I’ll be covering MCP security in depth at CactusCon in my talk “Breaking Model Context Protocol: OAuth 2.0 Lessons We Didn’t Learn.”
Conclusion
Coding with LLMs is fast, powerful, and risky. They’ll generate working code that’s insecure, incomplete, or context-blind. The solution isn’t to stop using them—it’s to build defensive layers that catch mistakes before they ship.
The stack that works:
- Pre-commit hooks block obvious problems (secrets, type errors, anti-patterns)
- Automated review agents catch logic errors and context mismatches
- Comprehensive CI enforces security scans, tests, and build verification
- CLAUDE.md context files teach LLMs your patterns and requirements
The cost is ~30 seconds per commit and ~$20/month in API calls. The benefit is a reliable safety net between LLM-generated code and production.
These aren’t theoretical patterns. They’re running in my repos right now, catching issues weekly.

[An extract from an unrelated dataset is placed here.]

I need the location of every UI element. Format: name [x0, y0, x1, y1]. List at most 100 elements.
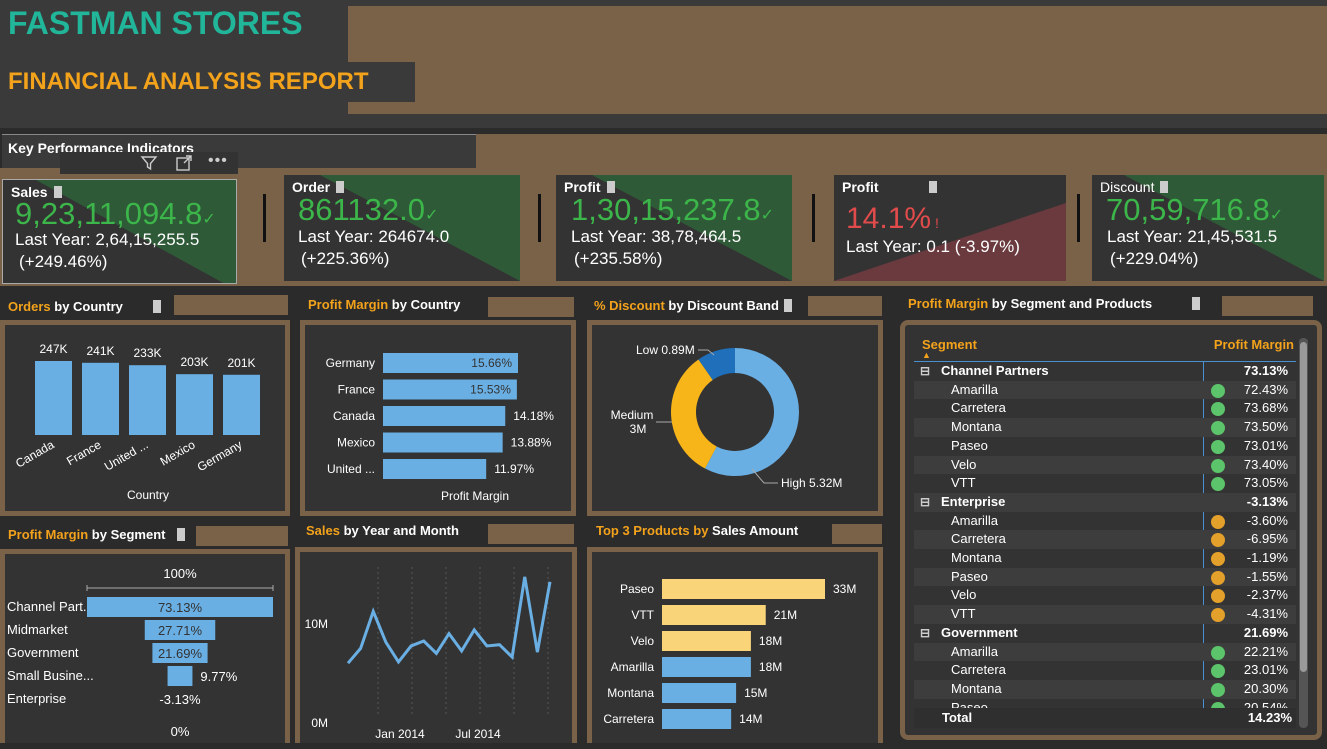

If you’re using LLMs to write code, you need these layers.
Start with pre-commit hooks (easiest win). Add security review agents (highest ROI). Build up comprehensive CI from there.
All examples in this post are from my open-source repos: taskmanager, agents, and workflows. Feel free to copy patterns that work for your setup.
I’ll be speaking about MCP security at CactusCon—if you’re interested in how these patterns apply to tool-calling architectures, come find me there.